Een onweerstaanbaar deuntje

Vandaag komt een nieuwe single uit van Son of Han. Me And My Arrow is een liedje van Harry Nilsson uit 1970. 

Toen Harry Nilsson zijn zesde studio album The Point uitbracht was ik, Son of Han, 12. De single die van het album werd getrokken, Me And My Arrow, bereikte niet alleen nummer 34 van de Billboard Hot 100, maar niet veel later ook het tienerbewustzijn van de zoon van Han, die op dat moment into Deep Purple, The Doors en andere underground was.

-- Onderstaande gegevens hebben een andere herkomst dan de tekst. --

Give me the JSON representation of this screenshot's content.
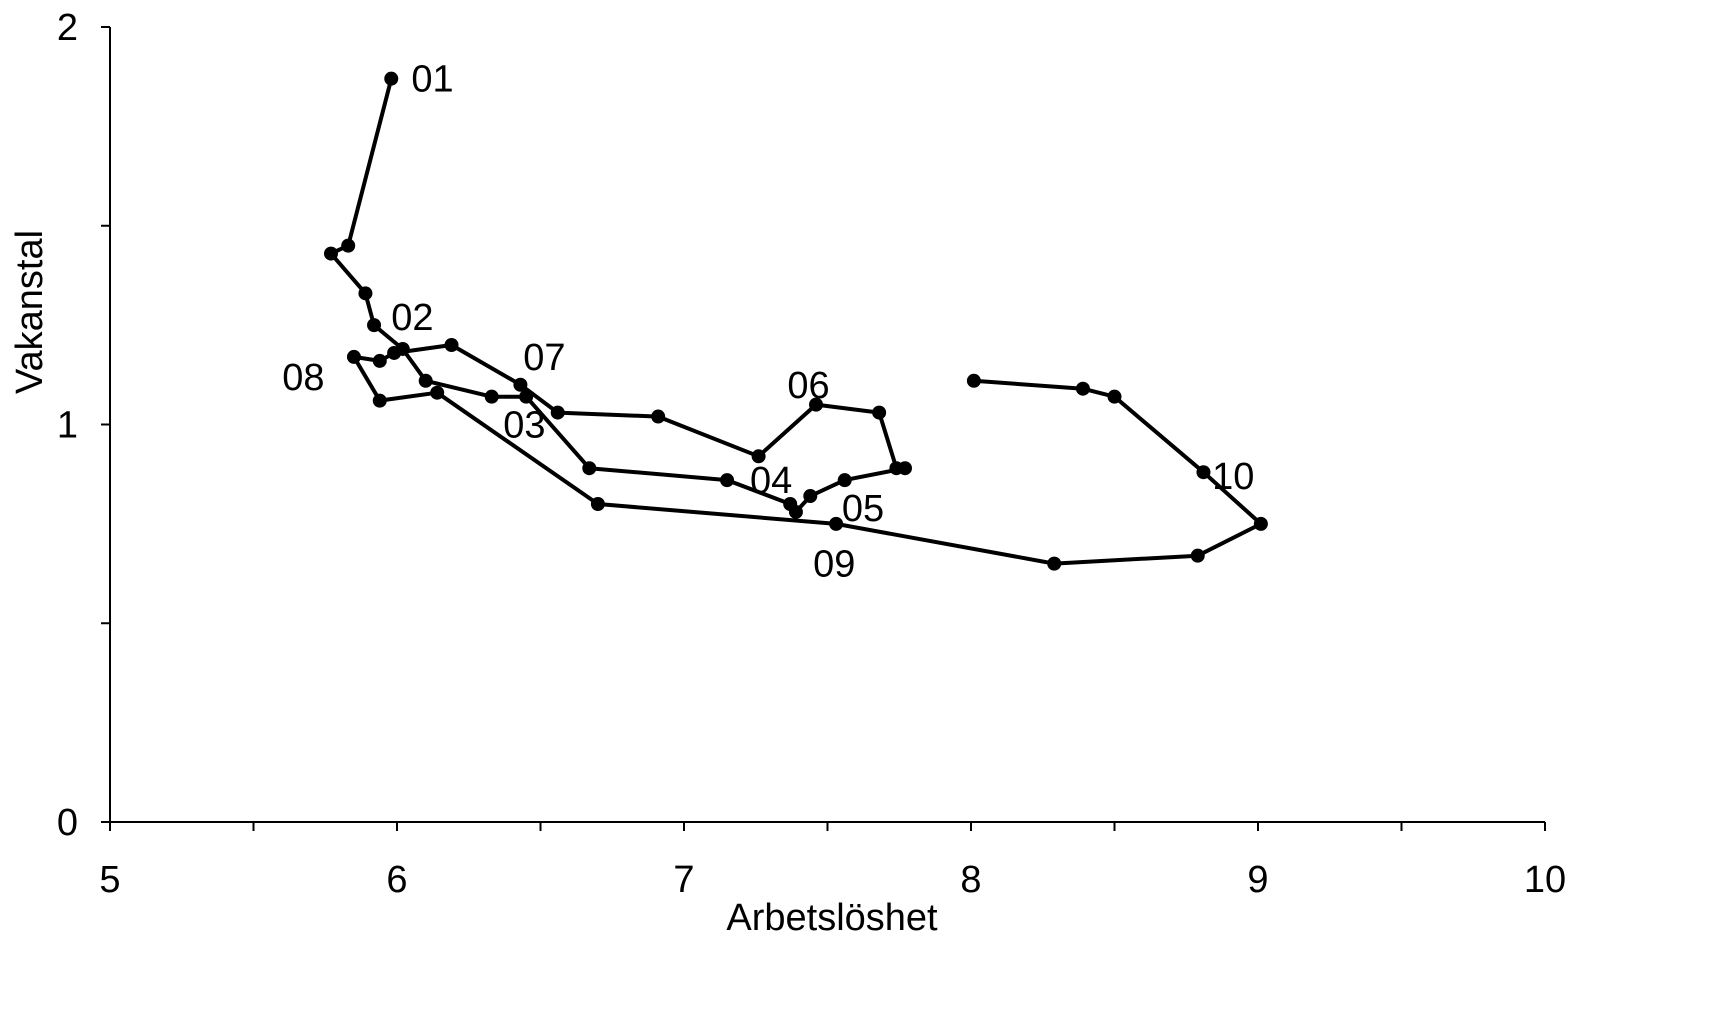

De term guilty pleasure bestond nog niet, maar de stiekeme liefde voor vederlichte liedjes stak zijn kopje op, in weerwil van mijn heavy image als Jim Morrison adept. Onweerstaanbaar optimistische deuntjes als It’s Raining van Rick Derringer en Me And My Arrow van Harry Nilsson zwieren altijd onverwacht mijn kop binnen, vaak tijdens een wandeling of bij het opstaan. En nu, meer dan vijftig jaar later, voel ik de aandrang om die vrolijke oorwurmpjes zelf te bewerken en op te nemen, als medicijn tegen de melancholie waarin we in deze sombere tijden dreigen weg te zakken. Ik hou het lang vol om te schrijven over medicin midgets, architects of collapsing bridges en aanverwante ellende, maar er moet ook ruimte zijn voor… 

Me and my arrow
Doo, doo, doo, doo, doo, straighter than narrow
Wherever we go
Everyone knows
It’s me and my arrow

Mooi toch? Al beloof ik dat ik Paul McCartney’s Mary Had A Little Lamb met rust zal laten. 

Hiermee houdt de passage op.